France-Algeria Association
- Founded: 20 June 1963
- Founder: Edmond Michelet
- Purpose: Promote friendship and cooperation between France and Algeria
- Location: France;
- Key people: Charles de Gaulle; Germaine Tillion; Geneviève de Gaulle-Anthonioz; Jacques Pâris de Bollardière; Jean Daniel; François Mauriac;
- Website: associationfrancealgerieofficiel.fr

= France-Algeria Association =

The France-Algeria Association was founded on 20 June 1963 by prominent French figures at the initiative of Charles de Gaulle and led by Edmond Michelet, a former Minister of Justice. The association's founders shared a profound belief that Algeria's independence in July 1962 could establish a new era of mutual respect and friendship between the two states and their peoples.

The founding members included former French Resistance members such as Germaine Tillion, Geneviève de Gaulle-Anthonioz, Anise and André Postel-Vinay, Joseph Rovan, David Rousset, Robert Buron, and Stéphane Hessel.
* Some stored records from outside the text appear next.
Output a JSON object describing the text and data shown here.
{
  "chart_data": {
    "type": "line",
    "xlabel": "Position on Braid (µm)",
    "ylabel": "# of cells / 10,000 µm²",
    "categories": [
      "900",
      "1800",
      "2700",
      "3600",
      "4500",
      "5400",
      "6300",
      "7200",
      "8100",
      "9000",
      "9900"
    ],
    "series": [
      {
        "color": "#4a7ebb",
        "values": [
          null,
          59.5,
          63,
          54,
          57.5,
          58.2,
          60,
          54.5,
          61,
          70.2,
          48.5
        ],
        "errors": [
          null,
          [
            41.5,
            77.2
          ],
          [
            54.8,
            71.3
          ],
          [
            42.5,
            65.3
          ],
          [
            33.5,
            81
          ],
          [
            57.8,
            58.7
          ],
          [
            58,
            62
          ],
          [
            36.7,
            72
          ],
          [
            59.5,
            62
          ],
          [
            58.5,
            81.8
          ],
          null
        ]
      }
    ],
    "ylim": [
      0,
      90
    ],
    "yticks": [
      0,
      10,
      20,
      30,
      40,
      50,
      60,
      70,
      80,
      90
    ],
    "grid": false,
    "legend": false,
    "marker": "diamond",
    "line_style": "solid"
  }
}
Military officials and civil servants who had opposed the abuses of the Algerian War and denounced its atrocities also joined, including General Jacques Pâris de Bollardière, General Pierre Billotte, and Paul Teitgen. Prominent journalists and writers like Jean Daniel, Jean Lacouture, Jean-Marie Domenach, André Frossard, and François Mauriac were also part of the initiative. The group included Pied-Noirs who had resisted hatred and violence during the war, as well as Algerian and French student leaders who had worked together and were eager to turn the page on a painful chapter in history.

Some of the founders had already been involved in solidarity associations for the Algerian people: the "Aid Fund for Victims of the OAS Attacks" created in 1961 by André Postel-Vinay and François Bloch-Lainé; the "Franco-Algerian Solidarity Fund" initiated by Germaine Tillion and Pierre Emmanuel; and the "Committee for Djamila Boupacha" led by Françoise de Liencourt and Jacques Fonlupt-Espéraber.

The association quickly attracted younger members, including individuals who had completed their military service in Algeria or participated in training programs such as the École nationale d'administration. Prominent figures like Pierre Joxe, Jean-Pierre Chevènement, and Bernard Stasi joined, sharing the commitment to a cooperative future based on mutual respect and durable understanding between the French and Algerian peoples.

Since its inception, the France-Algeria Association has organized numerous initiatives, including exchange trips for local officials and young people between the two countries, economic and historical symposia, and cultural events. In 2002, the association awarded the Bouamari-Vautier Prize to Leïla Beratto and Camille Millerand for their documentary Derwisha.